ADD REPLY • link 7.2 years ago by Kevin Blighe 88k

0

Entering edit mode

Thanks a ton!

I will try your commands. I am also working on DeepTools. Hopefully, either one will work. Cheers!!

ADD REPLY • link 7.2 years ago by Seq225 ▴ 110

1

Entering edit mode

No problem. I really like Homer but I also found it difficult to follow and piece together a working pipeline.

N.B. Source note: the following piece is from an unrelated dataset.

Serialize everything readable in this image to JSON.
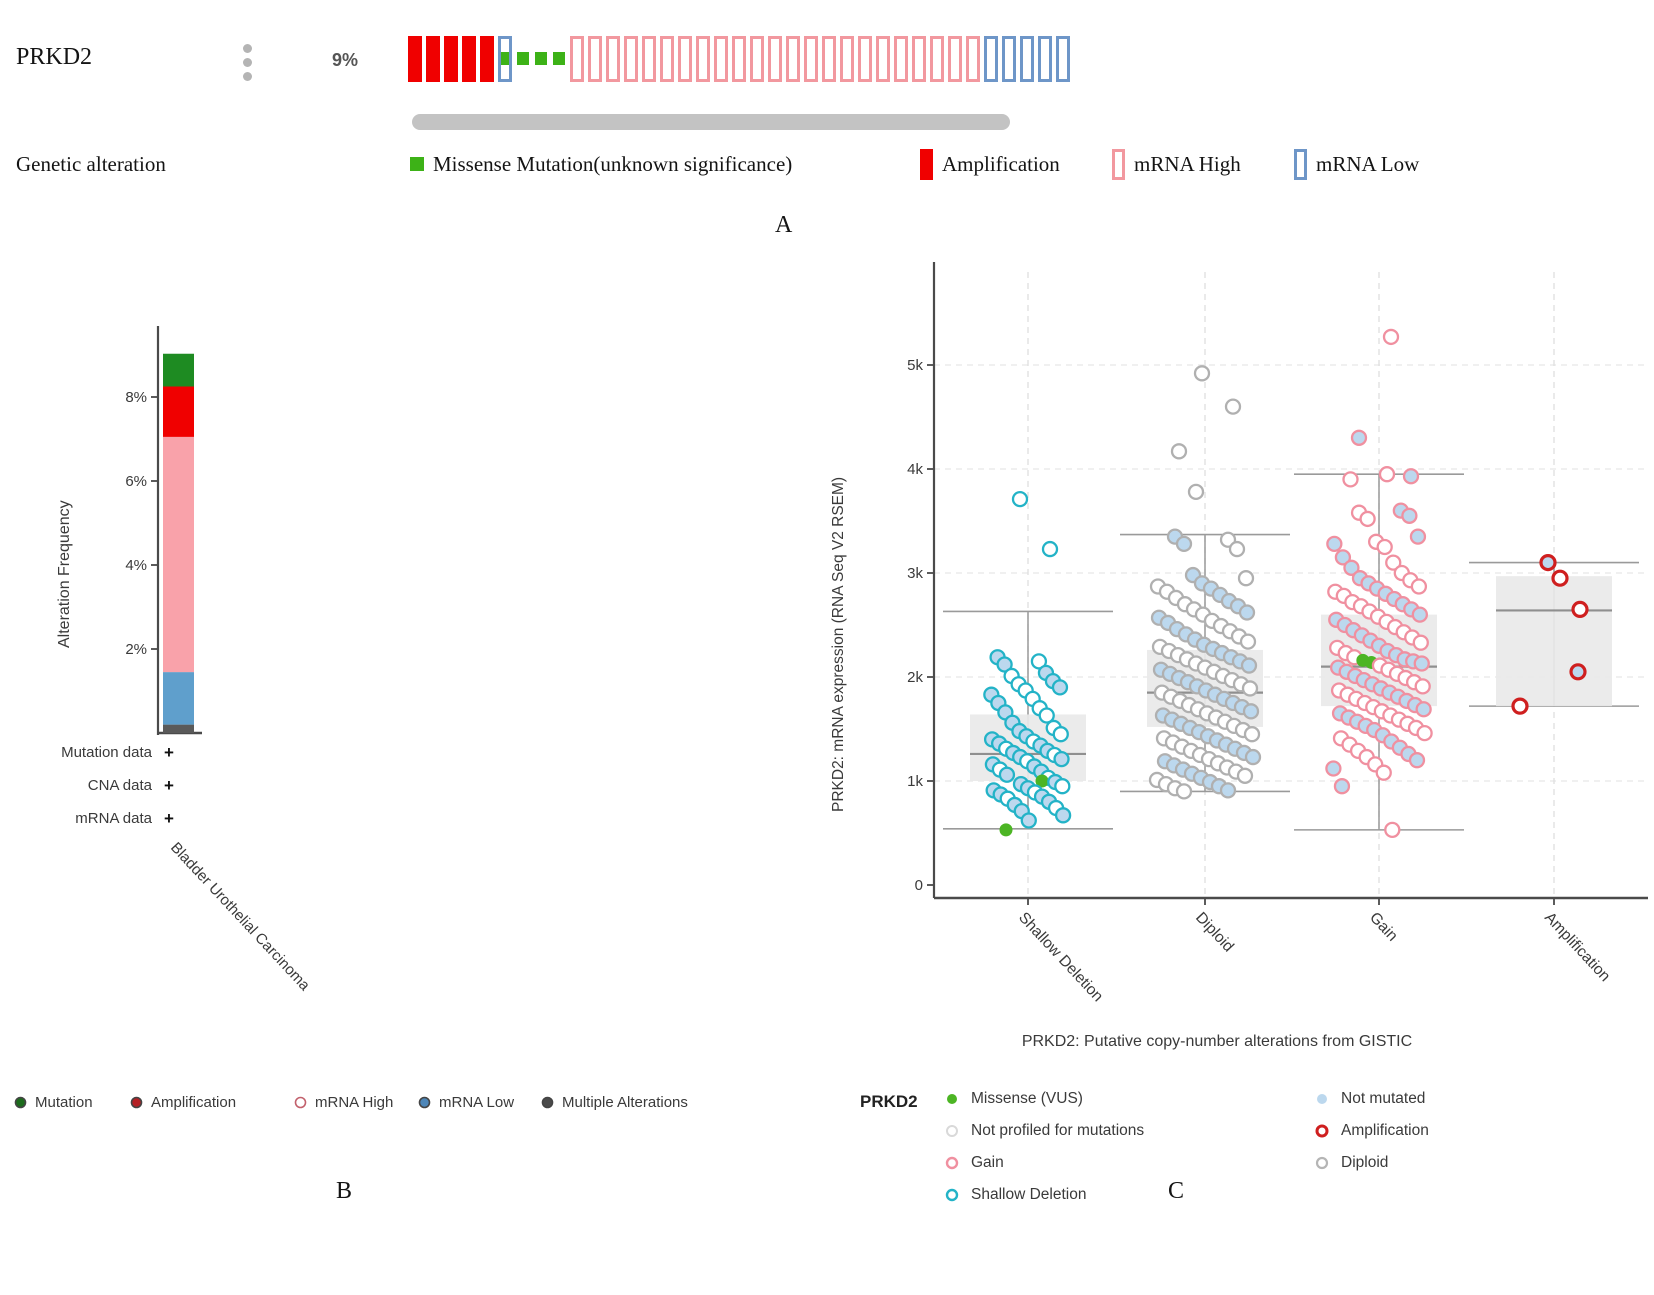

I spent many long days skipping lunch with my head buried into my laptop.

Good luck!

ADD REPLY • link 7.2 years ago by Kevin Blighe 88k

0

Entering edit mode

@Kevin how do i see the occupancy of a gene with its target genes from this homer analysis ,idea is to see the occupancy of a gene to its target genes upstream and downstream of the TSS like 500 or 1000 bp

can you give me some direction ? how do i proceed after doing the peak annotation

ADD REPLY • link 5.7 years ago by 1769mkc ★ 1.2k

1

Entering edit mode

Hey krushnach, what was your ChIP-seq target? - a transcription factor? If you have your peaksalready identified, then you could literally just add 500 or 1000 to the start and end co-ordinates and then annotate that.